Caminar, sin atender, sin detenerse, viendo sin mirar por las interminables galerías de un gran centro comercial, es lo más cercano a la meditación, y sin necesidad de ponerse un maillot y revolcarse por el suelo. Solo ver pasar escaparates y personas, escaparates y más personas. Objetos y observadores. Todos aquí y ahora. Confundidos bajo el mismo ser, aromatizados por el mismo descafeinado de máquina.

Ya no quiero más café. No me cabe en esta panza, que no me deja por muchas horas de gimnasio que le estoy echando encima.
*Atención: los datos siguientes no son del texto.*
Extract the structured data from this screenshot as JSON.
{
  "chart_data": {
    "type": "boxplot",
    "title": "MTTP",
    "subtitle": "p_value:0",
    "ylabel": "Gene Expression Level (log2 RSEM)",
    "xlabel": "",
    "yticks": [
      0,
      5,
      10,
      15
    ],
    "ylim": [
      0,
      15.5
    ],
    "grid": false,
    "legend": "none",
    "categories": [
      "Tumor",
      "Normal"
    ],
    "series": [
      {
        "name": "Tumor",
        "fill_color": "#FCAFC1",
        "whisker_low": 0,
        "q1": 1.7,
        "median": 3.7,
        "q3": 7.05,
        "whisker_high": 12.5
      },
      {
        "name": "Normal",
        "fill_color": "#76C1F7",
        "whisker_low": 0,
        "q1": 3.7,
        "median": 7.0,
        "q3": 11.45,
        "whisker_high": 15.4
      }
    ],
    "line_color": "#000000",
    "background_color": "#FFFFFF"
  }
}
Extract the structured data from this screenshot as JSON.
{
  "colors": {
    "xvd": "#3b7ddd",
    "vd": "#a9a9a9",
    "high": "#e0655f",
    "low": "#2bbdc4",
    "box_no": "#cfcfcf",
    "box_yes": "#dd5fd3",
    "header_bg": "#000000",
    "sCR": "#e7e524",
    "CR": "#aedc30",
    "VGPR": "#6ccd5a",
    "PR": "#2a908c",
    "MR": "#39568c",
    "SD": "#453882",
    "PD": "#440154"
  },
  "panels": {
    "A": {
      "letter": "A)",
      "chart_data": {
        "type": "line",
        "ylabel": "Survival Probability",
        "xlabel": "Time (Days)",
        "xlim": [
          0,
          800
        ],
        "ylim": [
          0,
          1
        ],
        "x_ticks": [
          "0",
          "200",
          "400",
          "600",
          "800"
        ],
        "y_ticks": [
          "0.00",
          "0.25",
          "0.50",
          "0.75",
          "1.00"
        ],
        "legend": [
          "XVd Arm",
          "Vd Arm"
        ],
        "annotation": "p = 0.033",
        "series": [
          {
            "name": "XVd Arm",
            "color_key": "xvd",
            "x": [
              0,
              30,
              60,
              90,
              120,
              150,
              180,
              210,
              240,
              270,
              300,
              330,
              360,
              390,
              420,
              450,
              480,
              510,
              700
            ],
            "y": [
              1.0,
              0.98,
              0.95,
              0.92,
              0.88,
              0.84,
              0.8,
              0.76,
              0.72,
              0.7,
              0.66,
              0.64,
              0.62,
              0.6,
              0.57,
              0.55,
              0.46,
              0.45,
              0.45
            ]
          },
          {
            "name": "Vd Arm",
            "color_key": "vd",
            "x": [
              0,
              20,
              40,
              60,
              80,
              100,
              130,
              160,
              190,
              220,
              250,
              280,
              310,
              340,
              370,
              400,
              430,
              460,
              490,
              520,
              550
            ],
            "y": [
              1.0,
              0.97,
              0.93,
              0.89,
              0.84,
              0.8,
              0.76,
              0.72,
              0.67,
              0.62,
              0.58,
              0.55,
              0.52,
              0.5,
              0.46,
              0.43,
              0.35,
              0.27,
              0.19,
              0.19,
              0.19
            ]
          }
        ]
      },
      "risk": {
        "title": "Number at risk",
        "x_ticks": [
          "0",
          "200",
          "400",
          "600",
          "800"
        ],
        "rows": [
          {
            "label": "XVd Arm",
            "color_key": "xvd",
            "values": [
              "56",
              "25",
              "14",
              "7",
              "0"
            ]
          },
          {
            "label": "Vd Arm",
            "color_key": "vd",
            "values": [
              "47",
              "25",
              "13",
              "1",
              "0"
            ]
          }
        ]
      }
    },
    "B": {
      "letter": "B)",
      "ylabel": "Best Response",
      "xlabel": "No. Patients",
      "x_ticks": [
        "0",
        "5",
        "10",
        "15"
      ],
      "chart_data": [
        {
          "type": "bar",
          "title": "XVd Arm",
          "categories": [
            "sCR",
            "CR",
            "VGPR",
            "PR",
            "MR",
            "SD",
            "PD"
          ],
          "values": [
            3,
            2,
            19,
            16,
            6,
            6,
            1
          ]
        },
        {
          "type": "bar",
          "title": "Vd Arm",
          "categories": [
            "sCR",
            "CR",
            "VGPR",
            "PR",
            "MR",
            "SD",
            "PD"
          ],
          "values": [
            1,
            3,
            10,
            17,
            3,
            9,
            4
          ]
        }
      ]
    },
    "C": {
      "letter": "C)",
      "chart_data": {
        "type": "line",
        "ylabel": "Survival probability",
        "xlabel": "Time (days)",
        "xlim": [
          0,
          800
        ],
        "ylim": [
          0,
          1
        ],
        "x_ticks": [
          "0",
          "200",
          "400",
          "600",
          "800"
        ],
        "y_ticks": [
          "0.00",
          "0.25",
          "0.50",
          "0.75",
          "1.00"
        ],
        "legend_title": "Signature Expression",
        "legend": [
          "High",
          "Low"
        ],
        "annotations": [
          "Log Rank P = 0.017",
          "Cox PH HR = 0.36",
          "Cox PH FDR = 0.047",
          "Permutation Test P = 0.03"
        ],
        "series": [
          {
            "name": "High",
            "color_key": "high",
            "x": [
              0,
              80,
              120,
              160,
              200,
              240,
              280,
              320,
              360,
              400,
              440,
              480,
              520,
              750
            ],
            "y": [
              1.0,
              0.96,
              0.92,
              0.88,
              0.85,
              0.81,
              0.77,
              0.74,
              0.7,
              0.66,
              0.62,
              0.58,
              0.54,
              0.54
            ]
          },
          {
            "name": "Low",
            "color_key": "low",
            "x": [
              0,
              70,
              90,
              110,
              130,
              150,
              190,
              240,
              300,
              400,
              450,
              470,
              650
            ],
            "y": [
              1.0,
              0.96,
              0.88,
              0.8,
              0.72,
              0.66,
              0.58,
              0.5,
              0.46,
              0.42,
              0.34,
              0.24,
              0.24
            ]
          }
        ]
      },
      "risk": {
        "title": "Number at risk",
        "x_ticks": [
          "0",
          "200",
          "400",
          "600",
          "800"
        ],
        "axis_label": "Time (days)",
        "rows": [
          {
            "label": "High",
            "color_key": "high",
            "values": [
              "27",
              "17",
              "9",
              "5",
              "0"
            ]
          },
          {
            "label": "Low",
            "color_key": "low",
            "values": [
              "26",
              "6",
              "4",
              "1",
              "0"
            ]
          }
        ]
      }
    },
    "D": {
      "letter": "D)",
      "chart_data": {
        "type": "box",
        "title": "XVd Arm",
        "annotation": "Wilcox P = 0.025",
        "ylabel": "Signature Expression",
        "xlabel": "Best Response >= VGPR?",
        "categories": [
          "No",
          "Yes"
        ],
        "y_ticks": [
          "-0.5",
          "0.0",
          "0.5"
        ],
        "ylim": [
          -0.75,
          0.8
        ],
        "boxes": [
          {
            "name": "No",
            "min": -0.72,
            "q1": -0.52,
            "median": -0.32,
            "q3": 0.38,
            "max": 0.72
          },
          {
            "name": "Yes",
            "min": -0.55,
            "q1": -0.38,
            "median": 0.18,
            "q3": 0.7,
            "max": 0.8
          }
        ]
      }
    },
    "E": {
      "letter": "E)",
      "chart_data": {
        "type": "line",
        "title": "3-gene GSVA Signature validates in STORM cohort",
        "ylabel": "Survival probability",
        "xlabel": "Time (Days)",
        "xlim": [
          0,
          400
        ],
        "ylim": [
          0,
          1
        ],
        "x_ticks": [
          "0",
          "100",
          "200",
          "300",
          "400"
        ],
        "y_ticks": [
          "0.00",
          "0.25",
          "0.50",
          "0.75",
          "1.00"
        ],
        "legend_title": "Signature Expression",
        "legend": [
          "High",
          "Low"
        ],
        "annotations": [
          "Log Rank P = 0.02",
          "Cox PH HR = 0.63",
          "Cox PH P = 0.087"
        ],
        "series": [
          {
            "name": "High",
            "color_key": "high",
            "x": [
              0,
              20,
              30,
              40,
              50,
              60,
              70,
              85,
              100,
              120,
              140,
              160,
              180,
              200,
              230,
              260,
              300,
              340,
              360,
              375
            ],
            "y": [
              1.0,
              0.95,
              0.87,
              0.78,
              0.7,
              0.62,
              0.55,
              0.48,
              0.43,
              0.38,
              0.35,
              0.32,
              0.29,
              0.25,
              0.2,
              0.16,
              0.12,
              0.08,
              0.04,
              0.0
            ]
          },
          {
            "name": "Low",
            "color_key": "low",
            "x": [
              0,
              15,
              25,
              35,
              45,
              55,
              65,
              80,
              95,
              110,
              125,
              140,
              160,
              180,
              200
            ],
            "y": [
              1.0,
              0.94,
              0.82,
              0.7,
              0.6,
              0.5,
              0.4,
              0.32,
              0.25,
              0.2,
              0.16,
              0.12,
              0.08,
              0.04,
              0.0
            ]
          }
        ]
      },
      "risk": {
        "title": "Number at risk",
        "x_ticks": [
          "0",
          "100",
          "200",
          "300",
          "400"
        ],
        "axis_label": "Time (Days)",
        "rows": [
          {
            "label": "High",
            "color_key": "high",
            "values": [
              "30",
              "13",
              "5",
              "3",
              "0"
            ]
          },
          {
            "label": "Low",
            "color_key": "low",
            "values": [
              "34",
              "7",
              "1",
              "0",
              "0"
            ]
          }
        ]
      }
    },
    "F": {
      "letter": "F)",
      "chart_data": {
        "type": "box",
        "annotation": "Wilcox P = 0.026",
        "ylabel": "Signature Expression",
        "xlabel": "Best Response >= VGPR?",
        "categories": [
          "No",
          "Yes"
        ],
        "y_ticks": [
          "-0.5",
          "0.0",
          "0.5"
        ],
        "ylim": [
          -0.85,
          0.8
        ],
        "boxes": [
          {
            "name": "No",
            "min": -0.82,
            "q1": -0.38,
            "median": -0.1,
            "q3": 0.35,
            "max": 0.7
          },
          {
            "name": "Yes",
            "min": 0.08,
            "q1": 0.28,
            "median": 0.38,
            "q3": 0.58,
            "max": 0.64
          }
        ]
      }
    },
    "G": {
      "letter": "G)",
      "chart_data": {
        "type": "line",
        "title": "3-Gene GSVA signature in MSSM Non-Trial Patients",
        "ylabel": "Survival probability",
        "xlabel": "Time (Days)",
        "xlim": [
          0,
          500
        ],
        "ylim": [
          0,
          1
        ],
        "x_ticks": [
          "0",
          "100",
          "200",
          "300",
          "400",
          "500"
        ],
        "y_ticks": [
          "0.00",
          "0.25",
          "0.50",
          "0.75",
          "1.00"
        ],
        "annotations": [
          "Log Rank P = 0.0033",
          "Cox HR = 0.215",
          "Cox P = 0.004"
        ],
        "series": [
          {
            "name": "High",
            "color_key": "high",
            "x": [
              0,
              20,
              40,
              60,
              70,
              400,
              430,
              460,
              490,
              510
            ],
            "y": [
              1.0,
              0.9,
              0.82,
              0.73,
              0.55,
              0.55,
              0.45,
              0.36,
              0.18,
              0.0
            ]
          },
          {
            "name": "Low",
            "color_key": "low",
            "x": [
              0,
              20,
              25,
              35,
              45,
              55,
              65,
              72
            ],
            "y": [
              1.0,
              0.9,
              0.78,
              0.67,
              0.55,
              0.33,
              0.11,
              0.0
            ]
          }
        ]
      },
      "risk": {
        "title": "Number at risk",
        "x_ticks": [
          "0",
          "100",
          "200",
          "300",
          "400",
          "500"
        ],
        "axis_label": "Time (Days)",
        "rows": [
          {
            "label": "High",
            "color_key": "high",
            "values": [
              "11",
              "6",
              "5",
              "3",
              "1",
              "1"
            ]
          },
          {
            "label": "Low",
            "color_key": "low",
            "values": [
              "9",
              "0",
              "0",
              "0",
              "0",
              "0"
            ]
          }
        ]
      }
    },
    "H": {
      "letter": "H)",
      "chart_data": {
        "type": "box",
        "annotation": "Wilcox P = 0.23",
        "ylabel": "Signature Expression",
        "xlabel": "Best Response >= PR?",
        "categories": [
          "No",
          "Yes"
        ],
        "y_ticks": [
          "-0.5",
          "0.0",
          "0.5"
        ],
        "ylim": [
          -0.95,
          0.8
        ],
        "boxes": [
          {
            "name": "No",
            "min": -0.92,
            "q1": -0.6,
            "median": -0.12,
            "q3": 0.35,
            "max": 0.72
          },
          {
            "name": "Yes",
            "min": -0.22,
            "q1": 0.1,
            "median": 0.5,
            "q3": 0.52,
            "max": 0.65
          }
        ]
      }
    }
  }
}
Voy a correr un rato por esta playa larga pletórica de vida a cualquier hora de la mañana y de la tarde. Afortunadamente salí de casa en ropa deportiva y mi móvil se quedó sin batería. Correré hasta la zona nudista, donde los cuerpos llegan a confundirse con el agua y la arena. Siento la imperiosa necesidad de despojarme de todo. Los textiles somos gente rara. Aún necesitamos revestirnos para protegernos de los otros, y tenemos por delante la formidable empresa de superar el conflicto ético y estético de la completa desnudez. Cuando necesitemos menos objetos para vivir y ser felices, los centros comerciales ya habrán desaparecido entre las malas hierbas. Y seguro que también Amazon.